La Légende dorée

LXXI
SAINT PANCRACE, MARTYR

(12 mai)

Pancrace, de famille noble, ayant perdu son père et sa mère pendant un séjour en Phrygie, fut remis à la charge de son oncle Denis. En compagnie de son oncle il revint à Rome, où sa famille possédait un grand patrimoine ; et c’est ainsi qu’ils firent connaissance avec le pape Corneille, qui se cachait, avec les fidèles, dans le voisinage de leur propriété. Convaincus par la prédication de Corneille, Denis et Pancrace reçurent la foi du Christ ; après quoi Denis mourut en paix, et Pancrace, fait prisonnier, fut amené devant l’empereur. Il avait alors à peine quatorze ans. Et l’empereur Dioclétien lui dit : « Enfant, laisse-moi te donner un conseil et te sauver d’une mort affreuse : car je sais qu’à ton âge on est facilement trompé, et puis tu es de noble race, et fils d’un homme que j’ai beaucoup aimé. Écoute-moi donc, renonce à la folie de ton christianisme ; et je te traiterai comme mon propre fils ! » Mais Pancrace lui répondit : « Je suis enfant par le corps, c’est vrai, mais je porte un cœur d’homme ; et, par la grâce de mon maître Jésus-Christ, tes supplices m’apparaissent aussi vains que cette idole qui est là devant moi. Quant aux dieux que tu m’engages à adorer, ils n’ont été que des imposteurs, souillant les femmes de leur propre maison et n’épargnant pas même leurs parents. Que si tu avais aujourd’hui des esclaves qui agissent comme eux, tu t’empresserais de les mettre à mort. Et je m’étonne que tu ne rougisses pas d’adorer de tels dieux ! » Alors l’empereur, honteux de se voir vaincu par un enfant, lui fit trancher la tête, sur la Voie Aurélienne, l’an du Seigneur 287. Le corps du martyr fut pieusement enseveli par Cocavilla, femme d’un sénateur.

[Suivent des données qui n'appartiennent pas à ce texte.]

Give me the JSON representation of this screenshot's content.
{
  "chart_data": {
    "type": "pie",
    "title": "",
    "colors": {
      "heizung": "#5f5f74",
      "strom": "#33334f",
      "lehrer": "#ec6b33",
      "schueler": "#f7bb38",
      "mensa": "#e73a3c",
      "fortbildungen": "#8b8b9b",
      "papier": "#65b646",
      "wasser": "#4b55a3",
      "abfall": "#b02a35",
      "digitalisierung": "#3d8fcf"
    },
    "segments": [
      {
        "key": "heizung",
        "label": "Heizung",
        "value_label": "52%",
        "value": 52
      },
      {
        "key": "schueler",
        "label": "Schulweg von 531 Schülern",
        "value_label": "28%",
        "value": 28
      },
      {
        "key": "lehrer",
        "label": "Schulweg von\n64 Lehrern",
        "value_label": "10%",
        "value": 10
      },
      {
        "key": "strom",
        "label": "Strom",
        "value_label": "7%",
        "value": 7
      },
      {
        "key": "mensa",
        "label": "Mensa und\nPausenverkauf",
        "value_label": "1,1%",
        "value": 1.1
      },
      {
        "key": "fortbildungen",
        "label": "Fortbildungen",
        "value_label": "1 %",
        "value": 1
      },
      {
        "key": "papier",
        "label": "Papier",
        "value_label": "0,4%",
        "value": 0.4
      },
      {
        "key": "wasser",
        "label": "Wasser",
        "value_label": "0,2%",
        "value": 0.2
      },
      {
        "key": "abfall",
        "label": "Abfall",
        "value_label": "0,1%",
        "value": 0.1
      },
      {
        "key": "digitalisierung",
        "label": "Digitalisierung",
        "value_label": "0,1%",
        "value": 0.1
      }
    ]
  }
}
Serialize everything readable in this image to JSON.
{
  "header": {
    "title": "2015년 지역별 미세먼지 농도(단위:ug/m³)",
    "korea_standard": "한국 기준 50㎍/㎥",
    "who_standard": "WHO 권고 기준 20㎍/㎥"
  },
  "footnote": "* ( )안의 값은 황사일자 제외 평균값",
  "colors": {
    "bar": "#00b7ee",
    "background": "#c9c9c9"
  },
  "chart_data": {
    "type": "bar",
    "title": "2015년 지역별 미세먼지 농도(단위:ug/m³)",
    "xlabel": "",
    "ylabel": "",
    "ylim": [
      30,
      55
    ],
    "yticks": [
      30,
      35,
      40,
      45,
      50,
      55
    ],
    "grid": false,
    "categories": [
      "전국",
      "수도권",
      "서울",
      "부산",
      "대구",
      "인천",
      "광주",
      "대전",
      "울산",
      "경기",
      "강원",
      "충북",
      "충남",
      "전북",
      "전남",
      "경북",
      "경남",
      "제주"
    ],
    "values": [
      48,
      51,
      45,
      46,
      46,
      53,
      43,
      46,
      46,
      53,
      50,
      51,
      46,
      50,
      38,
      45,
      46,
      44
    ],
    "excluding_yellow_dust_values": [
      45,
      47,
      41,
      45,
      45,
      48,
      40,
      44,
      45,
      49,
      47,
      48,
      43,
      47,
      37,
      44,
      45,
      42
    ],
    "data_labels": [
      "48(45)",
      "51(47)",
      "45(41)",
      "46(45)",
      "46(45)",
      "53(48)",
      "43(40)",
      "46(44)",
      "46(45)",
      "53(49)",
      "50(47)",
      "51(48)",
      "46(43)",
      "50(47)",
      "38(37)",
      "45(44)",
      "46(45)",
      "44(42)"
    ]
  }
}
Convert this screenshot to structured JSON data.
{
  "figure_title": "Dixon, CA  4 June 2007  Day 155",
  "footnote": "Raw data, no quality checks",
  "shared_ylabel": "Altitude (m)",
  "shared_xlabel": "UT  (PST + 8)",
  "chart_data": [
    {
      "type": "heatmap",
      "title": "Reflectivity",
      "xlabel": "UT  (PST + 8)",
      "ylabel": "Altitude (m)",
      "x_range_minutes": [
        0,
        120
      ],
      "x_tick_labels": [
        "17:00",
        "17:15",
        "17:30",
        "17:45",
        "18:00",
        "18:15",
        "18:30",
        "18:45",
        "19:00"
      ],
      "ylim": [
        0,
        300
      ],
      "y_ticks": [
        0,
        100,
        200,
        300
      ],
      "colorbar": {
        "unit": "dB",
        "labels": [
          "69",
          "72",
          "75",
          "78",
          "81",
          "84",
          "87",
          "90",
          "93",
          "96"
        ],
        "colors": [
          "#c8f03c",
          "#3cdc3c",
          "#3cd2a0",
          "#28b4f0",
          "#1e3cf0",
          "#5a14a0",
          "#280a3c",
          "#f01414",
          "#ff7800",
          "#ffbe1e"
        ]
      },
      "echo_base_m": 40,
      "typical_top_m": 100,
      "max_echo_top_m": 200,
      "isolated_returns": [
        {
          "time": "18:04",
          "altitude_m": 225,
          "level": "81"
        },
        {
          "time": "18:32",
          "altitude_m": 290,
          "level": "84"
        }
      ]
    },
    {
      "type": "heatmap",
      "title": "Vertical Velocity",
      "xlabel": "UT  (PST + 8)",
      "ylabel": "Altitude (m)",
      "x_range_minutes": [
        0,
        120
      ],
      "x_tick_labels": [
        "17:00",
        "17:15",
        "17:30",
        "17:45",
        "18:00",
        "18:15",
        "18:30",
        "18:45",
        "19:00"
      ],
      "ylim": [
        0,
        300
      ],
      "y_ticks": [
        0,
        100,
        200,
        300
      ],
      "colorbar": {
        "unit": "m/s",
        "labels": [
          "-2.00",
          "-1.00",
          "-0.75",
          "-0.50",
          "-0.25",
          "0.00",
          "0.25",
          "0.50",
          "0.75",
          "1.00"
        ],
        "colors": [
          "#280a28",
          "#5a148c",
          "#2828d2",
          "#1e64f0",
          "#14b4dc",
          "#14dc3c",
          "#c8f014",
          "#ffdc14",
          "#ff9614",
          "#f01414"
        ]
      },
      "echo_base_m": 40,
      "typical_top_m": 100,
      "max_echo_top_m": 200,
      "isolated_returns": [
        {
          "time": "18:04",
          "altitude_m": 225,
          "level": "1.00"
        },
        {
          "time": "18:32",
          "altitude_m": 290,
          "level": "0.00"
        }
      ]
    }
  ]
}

Grégoire de Tours raconte que, lorsqu’un faux témoin s’approche du tombeau de saint Pancrace, ou bien il tombe aussitôt mort sur les dalles, ou bien un démon s’empare de lui et le fait délirer. Deux hommes étaient en procès, et le juge ne parvenait pas à découvrir le coupable. Dans son zèle de justice, ce juge conduisit les deux hommes à l’autel de saint Pierre et leur fit jurer à tous deux qu’ils étaient innocents, priant l’apôtre de lui faire reconnaître la vérité par quelque signe miraculeux. Et comme tous deux, ayant juré, ne souffraient aucun mal, le juge, indigné, s’écria : « Le vieux saint Pierre est décidément trop indulgent ! Allons plutôt consulter le jeune saint Pancrace ! » Et comme, sur le tombeau du saint, le vrai coupable allait recommencer à se parjurer, il ne parvint pas à lever la main, et tomba mort dès l’instant d’après. De là vient que, aujourd’hui encore, dans les cas difficiles, on a coutume de faire jurer les accusés sur les reliques de saint Pancrace.